For evaluation purposes, a custom database of 443 right-hand images and 160 right-foot samples was collected at the Department of Computer Sciences, University of Salzburg, Austria. Results indicated, that in verification mode (1:1 comparison with a claimed identity) footprint-based multimodal recognition could achieve recognition rates in the order of unimodal hand-based systems (less than 0.5% minimum half total error rate). Fusion techniques on multiple hand-based modalities resulted in even lower error rates. Whilst for traditional access control, single-sensor hand-based solutions seem to be a highly efficient choice, still foot biometrics provide a useful alternative for selected applications (e.g. newborn identification, or in spas or public baths, where footprints may be captured without the need to take off shoes or socks).

eTrain

Project

Apr 2006 - Aug 2007

Duration

Wildnet

Members

Started as a project, eTrain is an online exercise pool created by Wildnet for Austrian pupils aged 11-14 to train English grammar in their first four years of English as their premier foreign language. Whilst collections of exercises have been made available since 1998 and there is still work in progress to improve and implement additional modules for the eTrain development platform, a milestone for eTrain has been reached by 2007 with the complete reconstruction of the webapplication (based on Adobe Flash as frontend, Microsoft .NET code as backend and MS SQL Server 2000 database at the time).
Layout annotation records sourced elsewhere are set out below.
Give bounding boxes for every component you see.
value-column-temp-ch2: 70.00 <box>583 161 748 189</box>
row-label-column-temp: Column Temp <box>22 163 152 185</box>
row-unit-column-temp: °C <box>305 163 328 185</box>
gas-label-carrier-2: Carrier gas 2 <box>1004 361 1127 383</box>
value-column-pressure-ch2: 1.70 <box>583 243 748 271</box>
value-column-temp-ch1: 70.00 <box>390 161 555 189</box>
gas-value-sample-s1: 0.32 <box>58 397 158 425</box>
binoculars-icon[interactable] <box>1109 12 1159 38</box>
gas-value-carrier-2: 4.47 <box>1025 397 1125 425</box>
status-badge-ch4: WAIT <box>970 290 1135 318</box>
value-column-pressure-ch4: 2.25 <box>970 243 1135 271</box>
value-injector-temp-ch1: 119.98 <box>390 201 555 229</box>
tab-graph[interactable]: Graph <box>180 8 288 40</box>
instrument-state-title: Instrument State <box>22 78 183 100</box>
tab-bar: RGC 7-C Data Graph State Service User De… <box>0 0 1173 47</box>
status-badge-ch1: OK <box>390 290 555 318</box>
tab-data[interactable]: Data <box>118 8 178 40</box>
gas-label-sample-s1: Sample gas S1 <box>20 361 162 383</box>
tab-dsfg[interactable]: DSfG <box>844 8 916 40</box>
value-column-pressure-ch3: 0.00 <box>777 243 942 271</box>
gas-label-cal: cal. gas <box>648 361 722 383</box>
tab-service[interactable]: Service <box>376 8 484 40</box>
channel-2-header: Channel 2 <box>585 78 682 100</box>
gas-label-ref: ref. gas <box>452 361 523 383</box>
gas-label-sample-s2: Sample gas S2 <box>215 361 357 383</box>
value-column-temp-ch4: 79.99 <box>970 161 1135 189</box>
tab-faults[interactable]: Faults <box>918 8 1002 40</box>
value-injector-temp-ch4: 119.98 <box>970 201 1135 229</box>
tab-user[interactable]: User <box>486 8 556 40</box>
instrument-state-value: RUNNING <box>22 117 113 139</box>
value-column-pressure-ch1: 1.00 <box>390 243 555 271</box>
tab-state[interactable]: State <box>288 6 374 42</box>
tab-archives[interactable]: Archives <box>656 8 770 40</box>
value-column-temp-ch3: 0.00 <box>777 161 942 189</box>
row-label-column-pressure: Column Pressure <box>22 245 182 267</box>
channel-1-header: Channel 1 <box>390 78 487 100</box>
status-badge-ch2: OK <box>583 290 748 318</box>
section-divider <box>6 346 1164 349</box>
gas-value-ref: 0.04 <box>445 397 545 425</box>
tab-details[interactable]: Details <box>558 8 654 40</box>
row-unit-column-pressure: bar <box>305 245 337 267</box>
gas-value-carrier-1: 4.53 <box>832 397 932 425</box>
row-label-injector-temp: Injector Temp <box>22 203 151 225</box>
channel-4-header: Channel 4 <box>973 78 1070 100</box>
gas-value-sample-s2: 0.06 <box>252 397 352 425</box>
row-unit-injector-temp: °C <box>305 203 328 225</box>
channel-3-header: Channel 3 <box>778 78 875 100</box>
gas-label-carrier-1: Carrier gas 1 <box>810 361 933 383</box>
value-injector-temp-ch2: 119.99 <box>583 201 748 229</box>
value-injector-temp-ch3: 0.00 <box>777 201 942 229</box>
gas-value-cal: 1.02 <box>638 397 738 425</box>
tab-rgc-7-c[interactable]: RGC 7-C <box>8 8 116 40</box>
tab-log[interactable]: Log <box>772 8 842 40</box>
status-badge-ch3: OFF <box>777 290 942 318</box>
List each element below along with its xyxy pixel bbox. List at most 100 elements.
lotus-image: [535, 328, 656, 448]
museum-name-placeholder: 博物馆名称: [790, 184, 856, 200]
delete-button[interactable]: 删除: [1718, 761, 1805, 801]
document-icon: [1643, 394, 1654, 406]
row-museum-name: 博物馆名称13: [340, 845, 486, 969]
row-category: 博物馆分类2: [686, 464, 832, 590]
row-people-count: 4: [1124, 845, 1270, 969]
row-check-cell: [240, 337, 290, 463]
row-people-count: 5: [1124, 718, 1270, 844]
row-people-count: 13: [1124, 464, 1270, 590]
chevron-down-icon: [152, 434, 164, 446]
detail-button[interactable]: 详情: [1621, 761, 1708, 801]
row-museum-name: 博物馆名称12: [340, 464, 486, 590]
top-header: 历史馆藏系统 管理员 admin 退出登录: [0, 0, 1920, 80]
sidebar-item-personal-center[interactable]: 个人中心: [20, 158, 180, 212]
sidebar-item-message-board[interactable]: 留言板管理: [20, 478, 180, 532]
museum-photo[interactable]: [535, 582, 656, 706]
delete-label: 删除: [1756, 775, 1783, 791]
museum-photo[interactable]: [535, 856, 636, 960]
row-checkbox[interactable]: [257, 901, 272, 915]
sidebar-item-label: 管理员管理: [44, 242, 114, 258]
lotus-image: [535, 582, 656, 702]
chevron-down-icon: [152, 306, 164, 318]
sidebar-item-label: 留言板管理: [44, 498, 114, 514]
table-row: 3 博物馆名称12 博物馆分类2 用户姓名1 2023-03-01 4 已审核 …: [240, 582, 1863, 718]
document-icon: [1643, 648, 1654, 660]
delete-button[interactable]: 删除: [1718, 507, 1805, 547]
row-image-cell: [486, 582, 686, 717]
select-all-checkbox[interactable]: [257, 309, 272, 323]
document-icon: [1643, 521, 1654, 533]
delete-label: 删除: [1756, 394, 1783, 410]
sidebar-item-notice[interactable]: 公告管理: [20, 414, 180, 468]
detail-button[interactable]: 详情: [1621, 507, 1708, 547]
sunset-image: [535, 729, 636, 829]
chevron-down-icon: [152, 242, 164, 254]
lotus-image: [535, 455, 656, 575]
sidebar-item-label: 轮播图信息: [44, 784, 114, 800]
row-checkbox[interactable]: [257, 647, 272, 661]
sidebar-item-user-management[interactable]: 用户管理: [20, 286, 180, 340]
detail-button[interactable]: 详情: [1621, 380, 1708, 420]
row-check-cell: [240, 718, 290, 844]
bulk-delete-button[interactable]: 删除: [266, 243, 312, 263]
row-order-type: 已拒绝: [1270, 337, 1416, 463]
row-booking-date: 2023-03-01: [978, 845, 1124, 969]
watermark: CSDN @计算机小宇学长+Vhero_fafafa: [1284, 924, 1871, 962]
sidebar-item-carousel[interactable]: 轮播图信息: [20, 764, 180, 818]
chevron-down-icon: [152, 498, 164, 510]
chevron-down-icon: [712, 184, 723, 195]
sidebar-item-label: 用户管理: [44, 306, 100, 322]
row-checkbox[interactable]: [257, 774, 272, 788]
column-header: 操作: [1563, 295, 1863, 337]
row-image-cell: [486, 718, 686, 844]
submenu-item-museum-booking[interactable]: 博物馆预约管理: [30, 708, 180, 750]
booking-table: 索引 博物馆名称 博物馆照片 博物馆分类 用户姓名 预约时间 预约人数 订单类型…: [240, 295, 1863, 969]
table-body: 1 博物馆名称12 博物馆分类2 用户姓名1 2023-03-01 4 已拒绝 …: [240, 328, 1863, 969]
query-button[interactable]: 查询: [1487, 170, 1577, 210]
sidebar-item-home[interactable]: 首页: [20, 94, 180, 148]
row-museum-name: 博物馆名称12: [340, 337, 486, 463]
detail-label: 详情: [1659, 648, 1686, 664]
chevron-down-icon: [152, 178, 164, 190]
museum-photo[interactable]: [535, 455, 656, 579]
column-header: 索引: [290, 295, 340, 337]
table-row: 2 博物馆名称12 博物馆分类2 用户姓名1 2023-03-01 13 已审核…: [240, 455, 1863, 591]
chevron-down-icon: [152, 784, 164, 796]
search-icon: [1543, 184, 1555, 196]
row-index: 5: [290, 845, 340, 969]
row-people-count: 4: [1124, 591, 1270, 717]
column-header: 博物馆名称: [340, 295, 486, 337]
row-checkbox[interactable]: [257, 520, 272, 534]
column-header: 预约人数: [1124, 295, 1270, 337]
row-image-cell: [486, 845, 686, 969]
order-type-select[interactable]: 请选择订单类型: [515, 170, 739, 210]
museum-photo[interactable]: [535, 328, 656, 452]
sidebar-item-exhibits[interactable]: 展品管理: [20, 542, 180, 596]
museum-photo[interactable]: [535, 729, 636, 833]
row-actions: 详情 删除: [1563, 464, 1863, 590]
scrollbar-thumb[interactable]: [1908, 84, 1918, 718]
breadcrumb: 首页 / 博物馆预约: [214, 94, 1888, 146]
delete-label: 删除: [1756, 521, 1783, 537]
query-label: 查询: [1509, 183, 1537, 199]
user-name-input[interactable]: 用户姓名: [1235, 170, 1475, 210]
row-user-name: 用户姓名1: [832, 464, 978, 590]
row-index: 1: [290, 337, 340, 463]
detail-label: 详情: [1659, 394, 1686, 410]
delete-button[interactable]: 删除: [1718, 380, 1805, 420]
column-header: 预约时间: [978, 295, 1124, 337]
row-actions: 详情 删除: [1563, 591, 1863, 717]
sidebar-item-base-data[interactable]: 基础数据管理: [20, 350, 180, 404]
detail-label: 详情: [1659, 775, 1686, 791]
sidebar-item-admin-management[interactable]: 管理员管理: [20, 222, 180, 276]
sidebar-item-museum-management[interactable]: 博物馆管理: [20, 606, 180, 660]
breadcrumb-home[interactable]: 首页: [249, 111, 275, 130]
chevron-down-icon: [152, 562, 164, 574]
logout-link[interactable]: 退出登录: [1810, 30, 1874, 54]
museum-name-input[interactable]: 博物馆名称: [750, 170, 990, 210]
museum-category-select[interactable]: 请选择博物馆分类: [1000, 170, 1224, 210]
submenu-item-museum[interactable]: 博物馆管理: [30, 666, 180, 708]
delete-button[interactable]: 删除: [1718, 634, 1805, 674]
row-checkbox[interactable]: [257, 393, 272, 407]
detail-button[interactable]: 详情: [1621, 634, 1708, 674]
As main software developer and co-founder of Wildnet, my role was to draft graphical design and create the web application framework including the exercise templates, which were used by other Wildnet team members to define these fun-to-solve grammar exercises.

Soccerbot

Project

Oct 2005 - Feb 2006

Duration

Wild, Klima, Szczurek

Members

Soccerbot is a joint class project for the embedded software engineering and robotics classes 2005 I took with my colleagues G. Klima and K. Szczurek.
While for the first project, the main objective was to design and implement a semi-autonomous robot using the Lego Mindstorm toolkit by employing principles learned in the embedded software engineering class (e.g. exact specification of timing behavior using Giotto), for the second project we aimed at providing an object recognition framework for an existing robot (Emma2) developed at the Department of Computer Sciences, University of Salzburg, Austria.
SoccerBot is a semi-autonomous robot based on a Lego Mindstorms (RCX) chassis and a web camera as the main sensory system for navigation. Motivated by soccer-playing robots (RoboCup) we constructed a robot able to recognize and catch a ball distinguishable from the environment by its color and shape.